И вот сегодня проснулся я, когда не слишком грубо, а даже как-то ласково, щелчок замка калитки тихонько позвал меня вернуться в Реальность. Обрывки вчерашнего дня не особо терзали мой мозг и были расплывчатыми. Вновь провалы в памяти. Но свой побег из Москвы в эту загадочную деревню я ещё припоминал. Слегка привстав, я чуть не выдал себя, когда колкая боль вновь истыкала мою спину, словно ножи, безжалостно рубящие хрящевые ткани животных на убоях. Калитка закрылась, когда замок вновь щёлкнул. По территории участка, по маленьким бетонным плиткам, ведущим к крыльцу дома, весело шла девушка, напевая звонким голоском песенку «Sally Cinnamon» из репертуара The Stone Roses.

«Хм…А у неё хороший вкус!» – подумалось мне.

Она была ещё совсем юной, возможно ей не было ещё и 18. Вроде обычная симпатичная девчонка, с уже хорошей грудью, и которой предстоит ещё немного дорасти до идеала, ноги уже прорастали рельефами на бёдрах и лодыжках, и личико, ещё такое светлое и невинное, сливающееся с русыми длинными волосами, небрежно завёрнутыми «в хвостик». Но почему-то, эта самая Мисс Обыкновенность меня цепляла. Она вошла в дом. Я сумел встать, превозмогая боль в спине, и когда вышел из-за виноградника, девушка тоже вышла на крыльцо.
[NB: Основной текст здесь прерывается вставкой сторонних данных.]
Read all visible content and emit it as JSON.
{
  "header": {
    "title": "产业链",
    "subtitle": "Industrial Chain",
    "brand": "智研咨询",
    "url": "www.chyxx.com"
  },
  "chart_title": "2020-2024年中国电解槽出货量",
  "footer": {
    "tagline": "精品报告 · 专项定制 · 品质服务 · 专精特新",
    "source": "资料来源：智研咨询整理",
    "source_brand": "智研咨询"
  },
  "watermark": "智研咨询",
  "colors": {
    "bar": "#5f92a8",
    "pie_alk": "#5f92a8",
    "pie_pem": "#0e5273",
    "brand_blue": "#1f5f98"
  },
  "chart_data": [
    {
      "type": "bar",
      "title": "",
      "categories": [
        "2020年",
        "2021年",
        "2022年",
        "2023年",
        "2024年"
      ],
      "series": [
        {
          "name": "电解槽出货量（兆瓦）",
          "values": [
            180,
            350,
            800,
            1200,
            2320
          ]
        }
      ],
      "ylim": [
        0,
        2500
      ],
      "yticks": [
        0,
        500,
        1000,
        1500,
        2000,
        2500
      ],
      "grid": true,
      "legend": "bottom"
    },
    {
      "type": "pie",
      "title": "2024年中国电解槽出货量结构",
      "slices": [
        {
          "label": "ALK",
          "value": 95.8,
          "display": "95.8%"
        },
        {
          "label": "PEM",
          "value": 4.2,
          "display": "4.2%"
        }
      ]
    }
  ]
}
– Простите, – в спешке начал я, – я не помню кто я, поймите меня.

Я ожидал криков паники, но она стояла и смотрела на меня, улыбаясь, как на непутёвого странника. Первое движение сделала всё-таки она, подойдя ко мне и протянув руку, разжав пальцы. В ладони было бледно-жёлтое яблоко.

– Антоновка, – сказала она, когда заметила мой удивлённый взгляд.

Я принял подарок и откусил его, превратив на время в значок компании Apple. Тут она взяла меня сразу за руку и чуть ли не насильно потянула за собой. Её рука была нежна кожей, но сильна мышцами.

– Не бойся… – всё также ласково сказала она, когда мы уже были в её хоромах.

Она ушла, поднявшись по лестнице на второй этаж, а меня оставила одного в гостиной с камином.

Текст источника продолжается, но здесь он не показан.